Hardest decision ever?

The early days of Covid-19.

As national manager for Onelink (part of NZX-listed Ebos Group), my teams and I were responsible for distributing PPE to hospitals and later RAT tests to testing stations. In those first months, it felt like every decision carried enormous weight. We were working 14-hour days, often without a break for weeks, trying to manage global supply shortages in real time.

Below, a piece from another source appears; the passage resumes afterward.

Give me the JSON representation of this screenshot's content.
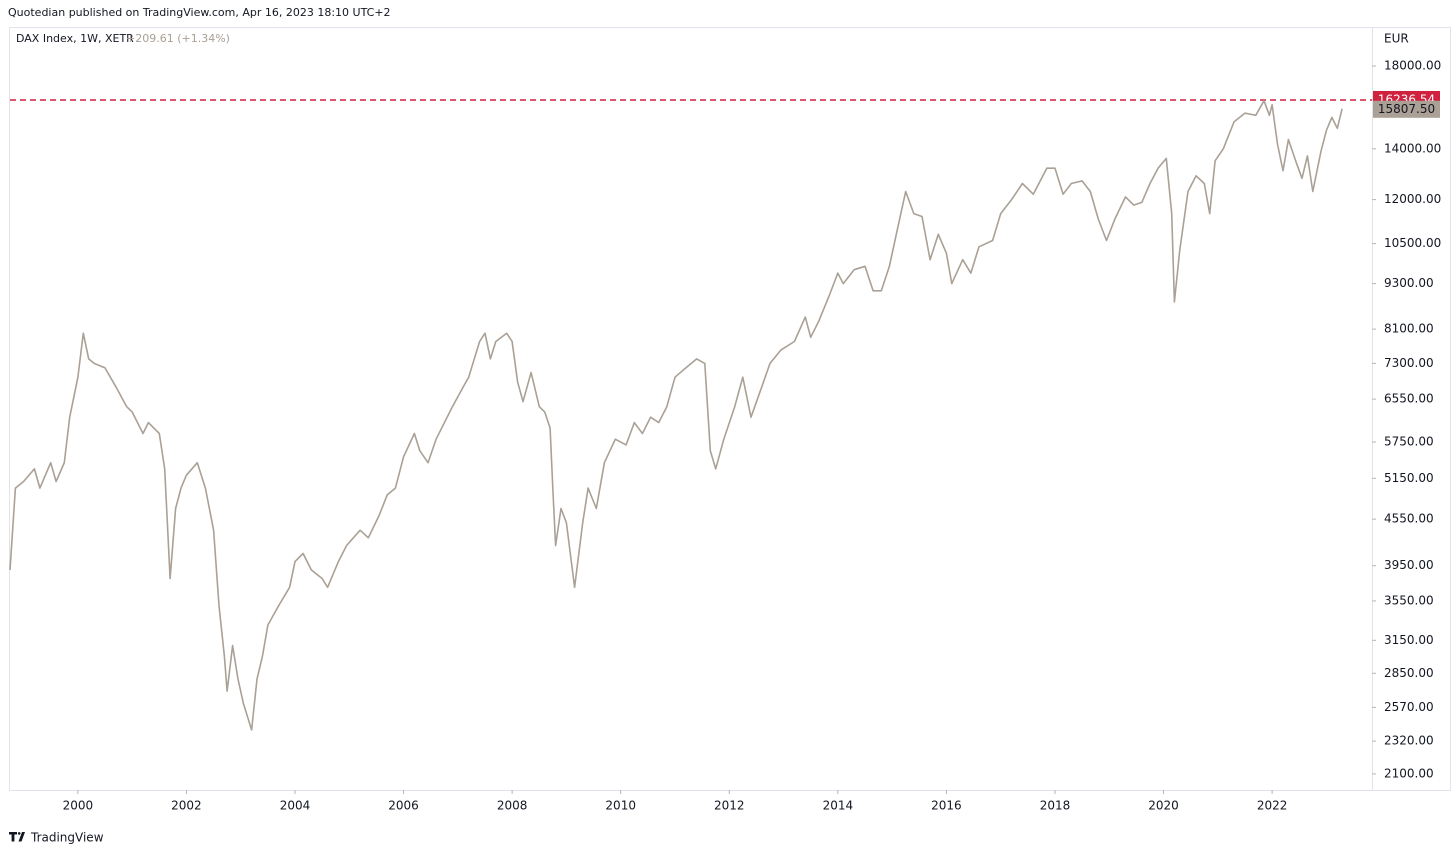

What made it hardest was the uncertainty. I remember seeing international news stories about doctors and nurses dying after re-using PPE and genuinely not knowing whether we would have enough to protect our own health workforce. At the same time, members of my own team were getting Covid. You’re worried about their wellbeing but you’re also responsible for keeping the supply chain moving so hospitals can function.

There wasn’t the luxury of perfect information. You made the best call you could with what you knew at the time, knowing the stakes were high.

That period taught me resilience, calm under pressure, and the importance of clear, decisive leadership when there is no easy answer.

Should billionaires exist?

I tend to take a live-and-let-live approach. I’m not inherently against people building extraordinary wealth, particularly where it comes from innovation, value creation or entrepreneurship.

That said, I don’t believe the level of inequity we see globally is fair or sustainable. The real issue isn’t whether billionaires should exist, it’s whether systems ensure opportunity, dignity and access for everyone.

If I was a billionaire, I would …

I would focus on strengthening global systems that ensure opportunity, dignity and access for everyone.

Philanthropy is important, but I’m more interested in structural change, investing in health, education and institutions that create lasting equity rather than temporary relief. Real impact comes from fixing systems, not just funding symptoms.

What is the one thing that could happen in New Zealand tomorrow that would make life better for the most people?

Policy stability and long-term thinking in health.

If we stopped redesigning the system every electoral cycle and instead committed to stable, evidence-based reform with cross-party support, outcomes would improve. Certainty allows clinicians to focus on patients, agencies to focus on delivery, and industry to invest in innovation and access.